Les émeutes raciales entre les Malais, qui détiennent le pouvoir politique, et les Chinois, à la base du pouvoir économique, ont culminé en 1969 avec des affrontements causant plus de 200 morts et presque autant de blessés[6]. Divers moyens pour la plupart coercitifs (amendements constitutionnels, renforcement de l’identité nationale, etc.) ont par la suite été mis en place afin de réduire au minimum les sources internes de conflit émanant de la pluralité ethnique et de rétablir un semblant d’équilibre au sein de l’État.
La New Economic Policy (NEP) lancée en 1971, entérine ainsi la prédominance de l’ethnie malaise au détriment des Chinois et des Indiens. Ayant pour but d’accélérer le développement en plus de réduire la dépendance vis-à-vis l’étranger, elle a permis de restructurer le capitalisme malaysien en faveur des Malais, d’imposer la langue malaise (le Bahasa Malaysia) au sein de l’administration et de l’enseignement, de financer massivement les écoles malaises et de faciliter l’accès aux établissements d’enseignement supérieur pour l’ethnie majoritaire[7]. Force est alors de constater que le pouvoir politique n’est plus une finalité en soi : la classe malaise revendiquant également le contrôle de près de 30% de l’économie nationale à la suite de l’application de la NEP[8].
Bien que l’ethnie chinoise ne semble pas avoir cédé sa place au sein de l’économie de la Malaysia (du moins pas entièrement), la NEP a tout le moins permis la création d’une classe moyenne malaise et par le fait même, la réduction des tensions associées aux répartitions inégales, qu’elles soient de nature économiques ou politiques. Reste à savoir si l’État saura préserver ce fragile équilibre acquis au fil des ans tout en maintenant ces politiques de discrimination positives en faveur des Malais.
[1]De Koninck, Rodolphe. 2007. Malaysia : La dualité territoriale, Paris, Éditions Belin : La documentation Française, Asie plurielle, p. 58-59.
[2]Le Barisan Nacional, le parti au pouvoir, étant composé des trois groupes ethniques majoritaires.
[3]Lechervy, Christian.
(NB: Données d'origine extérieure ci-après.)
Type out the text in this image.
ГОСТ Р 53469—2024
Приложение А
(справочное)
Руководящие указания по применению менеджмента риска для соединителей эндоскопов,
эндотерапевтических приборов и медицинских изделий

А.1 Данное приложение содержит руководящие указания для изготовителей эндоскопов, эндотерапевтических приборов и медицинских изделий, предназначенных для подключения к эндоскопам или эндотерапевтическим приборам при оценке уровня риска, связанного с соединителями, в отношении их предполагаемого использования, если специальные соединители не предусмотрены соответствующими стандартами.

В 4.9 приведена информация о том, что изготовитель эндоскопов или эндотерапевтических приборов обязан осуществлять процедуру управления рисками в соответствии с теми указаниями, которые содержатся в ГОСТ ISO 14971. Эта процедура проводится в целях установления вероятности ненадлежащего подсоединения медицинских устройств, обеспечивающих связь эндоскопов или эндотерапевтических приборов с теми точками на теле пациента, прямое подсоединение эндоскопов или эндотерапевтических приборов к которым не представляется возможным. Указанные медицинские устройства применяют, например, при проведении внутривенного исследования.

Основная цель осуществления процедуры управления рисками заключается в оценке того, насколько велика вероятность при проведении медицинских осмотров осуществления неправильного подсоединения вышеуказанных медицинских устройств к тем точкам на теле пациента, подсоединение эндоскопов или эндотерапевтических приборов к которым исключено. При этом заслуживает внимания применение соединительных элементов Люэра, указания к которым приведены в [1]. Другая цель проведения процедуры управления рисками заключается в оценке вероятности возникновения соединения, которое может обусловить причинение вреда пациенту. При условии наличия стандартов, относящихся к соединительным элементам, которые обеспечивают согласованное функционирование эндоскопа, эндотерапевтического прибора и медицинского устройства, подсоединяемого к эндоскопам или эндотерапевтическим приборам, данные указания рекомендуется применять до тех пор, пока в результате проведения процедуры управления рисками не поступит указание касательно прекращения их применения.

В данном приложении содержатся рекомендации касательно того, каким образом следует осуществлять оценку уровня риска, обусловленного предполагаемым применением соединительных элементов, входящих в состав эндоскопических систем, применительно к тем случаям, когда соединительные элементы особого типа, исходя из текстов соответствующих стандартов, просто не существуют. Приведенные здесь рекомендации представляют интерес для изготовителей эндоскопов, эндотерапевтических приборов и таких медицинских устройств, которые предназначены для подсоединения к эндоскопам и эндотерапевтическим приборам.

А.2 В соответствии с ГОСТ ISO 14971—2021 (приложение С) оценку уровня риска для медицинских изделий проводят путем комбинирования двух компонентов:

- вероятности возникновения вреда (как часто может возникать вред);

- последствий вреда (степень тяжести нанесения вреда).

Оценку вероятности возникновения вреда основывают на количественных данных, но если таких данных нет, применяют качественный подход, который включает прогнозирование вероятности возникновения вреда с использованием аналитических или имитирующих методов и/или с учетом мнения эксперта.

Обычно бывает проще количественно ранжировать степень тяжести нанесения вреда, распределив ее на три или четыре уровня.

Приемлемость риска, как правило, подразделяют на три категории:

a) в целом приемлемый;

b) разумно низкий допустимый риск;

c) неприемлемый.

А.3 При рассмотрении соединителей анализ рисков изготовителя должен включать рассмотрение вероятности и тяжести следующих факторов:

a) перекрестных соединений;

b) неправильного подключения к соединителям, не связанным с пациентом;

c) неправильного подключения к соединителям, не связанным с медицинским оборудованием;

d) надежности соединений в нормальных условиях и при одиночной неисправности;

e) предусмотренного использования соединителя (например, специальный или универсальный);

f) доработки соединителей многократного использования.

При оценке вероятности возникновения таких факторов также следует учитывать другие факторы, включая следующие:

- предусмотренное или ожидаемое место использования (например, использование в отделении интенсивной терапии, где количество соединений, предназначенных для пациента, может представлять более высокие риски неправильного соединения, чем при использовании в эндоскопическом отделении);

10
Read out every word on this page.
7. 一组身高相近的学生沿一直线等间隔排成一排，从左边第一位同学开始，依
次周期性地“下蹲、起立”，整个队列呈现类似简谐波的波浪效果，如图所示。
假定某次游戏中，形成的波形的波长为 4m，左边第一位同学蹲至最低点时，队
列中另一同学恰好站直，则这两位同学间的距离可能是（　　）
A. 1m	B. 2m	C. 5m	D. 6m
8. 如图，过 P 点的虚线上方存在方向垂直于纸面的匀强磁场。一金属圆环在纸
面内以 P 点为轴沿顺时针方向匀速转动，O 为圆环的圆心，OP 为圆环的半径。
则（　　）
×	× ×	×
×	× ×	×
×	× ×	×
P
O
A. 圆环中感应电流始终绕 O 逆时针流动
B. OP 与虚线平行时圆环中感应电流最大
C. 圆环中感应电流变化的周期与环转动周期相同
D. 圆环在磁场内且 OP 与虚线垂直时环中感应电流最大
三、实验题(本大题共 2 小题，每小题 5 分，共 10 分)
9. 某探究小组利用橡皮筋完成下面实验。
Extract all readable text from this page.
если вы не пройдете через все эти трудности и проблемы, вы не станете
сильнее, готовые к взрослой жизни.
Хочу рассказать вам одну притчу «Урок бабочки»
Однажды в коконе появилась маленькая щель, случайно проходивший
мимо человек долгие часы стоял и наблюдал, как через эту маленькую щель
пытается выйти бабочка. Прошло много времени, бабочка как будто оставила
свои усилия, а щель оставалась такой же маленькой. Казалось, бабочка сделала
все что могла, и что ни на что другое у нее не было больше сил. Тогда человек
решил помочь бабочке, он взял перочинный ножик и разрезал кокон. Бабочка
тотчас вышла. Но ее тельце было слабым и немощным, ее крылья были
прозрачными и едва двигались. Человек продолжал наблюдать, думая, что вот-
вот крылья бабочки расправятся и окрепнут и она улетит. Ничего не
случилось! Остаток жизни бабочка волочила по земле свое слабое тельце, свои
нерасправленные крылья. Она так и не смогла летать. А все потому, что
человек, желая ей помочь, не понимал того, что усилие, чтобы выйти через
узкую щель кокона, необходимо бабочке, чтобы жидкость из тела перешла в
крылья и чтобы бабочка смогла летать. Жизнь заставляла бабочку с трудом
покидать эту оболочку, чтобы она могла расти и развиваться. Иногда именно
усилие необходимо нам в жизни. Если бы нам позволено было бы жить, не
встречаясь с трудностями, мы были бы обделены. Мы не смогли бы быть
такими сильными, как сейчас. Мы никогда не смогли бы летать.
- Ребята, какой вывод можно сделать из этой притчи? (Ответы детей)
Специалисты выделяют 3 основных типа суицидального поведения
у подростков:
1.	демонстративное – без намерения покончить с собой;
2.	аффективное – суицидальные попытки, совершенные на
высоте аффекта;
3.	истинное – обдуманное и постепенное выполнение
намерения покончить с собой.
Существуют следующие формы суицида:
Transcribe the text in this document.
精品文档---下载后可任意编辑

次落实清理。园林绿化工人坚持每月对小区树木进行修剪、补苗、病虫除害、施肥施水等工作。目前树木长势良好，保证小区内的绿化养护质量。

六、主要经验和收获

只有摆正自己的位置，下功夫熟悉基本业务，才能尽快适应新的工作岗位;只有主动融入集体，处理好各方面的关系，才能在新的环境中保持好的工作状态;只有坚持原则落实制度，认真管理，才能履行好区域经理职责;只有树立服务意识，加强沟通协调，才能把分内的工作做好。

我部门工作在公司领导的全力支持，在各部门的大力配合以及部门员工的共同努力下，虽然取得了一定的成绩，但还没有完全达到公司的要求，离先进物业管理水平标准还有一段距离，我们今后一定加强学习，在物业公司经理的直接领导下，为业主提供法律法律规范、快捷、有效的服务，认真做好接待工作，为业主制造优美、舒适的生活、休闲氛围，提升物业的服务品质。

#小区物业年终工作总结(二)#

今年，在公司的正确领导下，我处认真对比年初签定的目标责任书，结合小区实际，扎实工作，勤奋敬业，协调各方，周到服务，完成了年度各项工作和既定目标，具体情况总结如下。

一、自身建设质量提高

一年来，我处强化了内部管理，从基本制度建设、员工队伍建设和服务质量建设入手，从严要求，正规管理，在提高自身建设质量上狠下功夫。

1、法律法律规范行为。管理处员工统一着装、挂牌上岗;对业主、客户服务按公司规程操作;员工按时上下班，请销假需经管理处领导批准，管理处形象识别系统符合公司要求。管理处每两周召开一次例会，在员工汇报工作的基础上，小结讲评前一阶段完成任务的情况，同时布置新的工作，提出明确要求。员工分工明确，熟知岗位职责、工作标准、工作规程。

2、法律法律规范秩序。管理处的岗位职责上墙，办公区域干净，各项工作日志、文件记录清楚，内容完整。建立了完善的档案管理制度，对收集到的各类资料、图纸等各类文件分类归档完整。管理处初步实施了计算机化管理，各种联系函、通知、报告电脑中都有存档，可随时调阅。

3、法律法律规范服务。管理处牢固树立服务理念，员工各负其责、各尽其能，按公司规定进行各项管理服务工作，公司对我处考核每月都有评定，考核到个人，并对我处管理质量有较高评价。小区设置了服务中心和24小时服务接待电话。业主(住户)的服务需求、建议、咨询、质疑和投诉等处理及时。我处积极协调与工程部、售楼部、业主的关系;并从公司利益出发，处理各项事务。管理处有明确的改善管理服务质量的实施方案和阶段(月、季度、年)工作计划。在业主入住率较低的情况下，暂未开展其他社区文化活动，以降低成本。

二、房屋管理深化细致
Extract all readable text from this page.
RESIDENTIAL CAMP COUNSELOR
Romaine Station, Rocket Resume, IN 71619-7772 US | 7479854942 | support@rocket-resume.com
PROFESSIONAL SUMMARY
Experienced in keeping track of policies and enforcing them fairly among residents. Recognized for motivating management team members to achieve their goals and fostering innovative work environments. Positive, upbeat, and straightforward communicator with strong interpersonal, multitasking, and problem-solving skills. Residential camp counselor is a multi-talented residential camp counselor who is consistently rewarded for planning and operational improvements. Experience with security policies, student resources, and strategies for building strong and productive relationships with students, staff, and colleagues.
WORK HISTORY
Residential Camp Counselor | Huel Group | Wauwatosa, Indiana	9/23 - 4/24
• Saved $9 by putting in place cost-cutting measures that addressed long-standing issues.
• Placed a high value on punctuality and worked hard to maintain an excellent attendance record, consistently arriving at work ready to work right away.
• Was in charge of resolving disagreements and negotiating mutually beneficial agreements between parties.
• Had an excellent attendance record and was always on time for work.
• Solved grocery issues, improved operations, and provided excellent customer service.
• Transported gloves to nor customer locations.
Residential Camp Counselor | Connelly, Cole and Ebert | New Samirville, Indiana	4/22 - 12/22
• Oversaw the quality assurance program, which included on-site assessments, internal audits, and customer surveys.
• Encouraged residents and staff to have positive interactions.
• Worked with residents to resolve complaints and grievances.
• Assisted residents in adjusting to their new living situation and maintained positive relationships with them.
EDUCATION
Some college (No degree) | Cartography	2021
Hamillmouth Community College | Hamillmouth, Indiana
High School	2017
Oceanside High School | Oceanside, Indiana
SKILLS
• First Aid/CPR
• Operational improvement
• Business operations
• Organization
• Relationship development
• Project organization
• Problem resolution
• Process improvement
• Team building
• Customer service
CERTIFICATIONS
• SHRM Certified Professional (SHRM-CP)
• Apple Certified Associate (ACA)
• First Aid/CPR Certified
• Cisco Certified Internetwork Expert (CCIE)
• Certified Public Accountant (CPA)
Article encyclopédique : LA MALAISIE AU XXe SIÈCLE.
[4]De Koninck, Rodolphe, op cit., p. 58-62.
[5]Ku Ahmad, Shamsulbahriah. 2003. Malaysia after the Asian Crisis: An Overview of Labour Market Issues. In Malaysian Economics and Politics in the New Century, Edward Elgar, Cheltenham, UK, p. 60.
[6]Fortuna Anwar, Dewi and coll. 2005. Violent Internal Conflicts in Asia Pacific : Histories, Political Economies and Policies, Jakarta, Yayasan Obor Indonesia, p. 156.
[7]De Koninck, Rodolphe, op cit., p. 63.
[8]Fortuna Anwar, Dewi and coll, op cit., p. 157.
BIBLIOGRAPHIE
De Koninck, Rodolphe. 2007. Malaysia : La dualité territoriale, Paris, Éditions Belin : La documentation Française, Asie plurielle.
Fortuna Anwar, Dewi and coll. 2005. Violent Internal Conflicts in Asia Pacific : Histories, Political Economies and Policies, Jakarta, Yayasan Obor Indonesia.
Ku Ahmad, Shamsulbahriah. 2003. Malaysia after the Asian Crisis: An Overview of Labour Market Issues. In Malaysian Economics and Politics in the New Century, Edward Elgar, Cheltenham, UK.
Lechervy, Christian. Article encyclopédique : LA MALAISIE AU XXe SIÈCLE.
Véron, Jacques. 1978. Population. « Appartenance ethnique et comportement des populations de Malaisie et de Singapour », Volume 33, Numéro 4-5, pp. 937-950.